Right, right because any guy who wants to hear "I am your nasty little cum slut" is going to settle for "Oh yeah, that feels good." I don't know who Laurie has been with, but I'm fairly sure none of them have been nicknamed Superfreak.

Now certainly this article and the penis and diamond analogy are not enough to throw into a suicidal fit, but Glamour had one more secret weapon: an article on the sexiest things a woman can wear.

Now the entries were again predictable: a woman in a man's shirt and nothing else, a woman without a bra, and, of course, "dangerously high heels."

On page 251, Joseph Weisberg sings the praises of heels so high the chick can't walk in them.

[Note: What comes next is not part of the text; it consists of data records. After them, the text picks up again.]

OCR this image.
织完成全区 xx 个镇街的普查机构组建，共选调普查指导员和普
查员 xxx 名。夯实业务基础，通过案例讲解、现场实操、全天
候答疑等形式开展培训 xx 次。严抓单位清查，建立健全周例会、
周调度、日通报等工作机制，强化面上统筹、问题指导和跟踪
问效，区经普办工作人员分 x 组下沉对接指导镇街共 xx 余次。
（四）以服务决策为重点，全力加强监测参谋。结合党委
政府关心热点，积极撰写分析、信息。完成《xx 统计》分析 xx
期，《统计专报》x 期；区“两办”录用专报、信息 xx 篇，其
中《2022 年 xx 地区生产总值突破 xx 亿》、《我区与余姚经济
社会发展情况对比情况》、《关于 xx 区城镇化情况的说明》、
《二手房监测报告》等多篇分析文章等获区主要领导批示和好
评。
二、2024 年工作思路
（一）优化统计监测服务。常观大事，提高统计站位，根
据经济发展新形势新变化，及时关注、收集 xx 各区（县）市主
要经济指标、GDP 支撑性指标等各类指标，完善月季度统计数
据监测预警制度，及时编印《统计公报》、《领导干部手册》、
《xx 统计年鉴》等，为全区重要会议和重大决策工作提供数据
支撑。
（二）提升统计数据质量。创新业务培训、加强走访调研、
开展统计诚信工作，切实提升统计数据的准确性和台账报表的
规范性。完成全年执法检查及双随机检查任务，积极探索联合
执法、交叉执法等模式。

Thanks Joe, because we don't have enough issues as it is we need to invite a small avalanche of health problems, including osteoarthritis, bunions, hammer toes, trapped nerves, shortened Achilles tendons, upon ourselves in the name of "being hot." Not to mention it makes all of us chicks who CAN'T wear high heels feel awful, which getting back to my original thesis, seems to be the point anyway.


At this point, I'm reminded of one of the exchanges from the film Heathers:

Dad lights up cigarette and inhales.

Dad: Will someone please tell me why I smoke these things?

Veronica: Because you're an idiot.

Dad: Oh yeah, that's it.

What I'm trying to say is that I don't why I continue to read glamour, I suppose it's because I'm an idiot.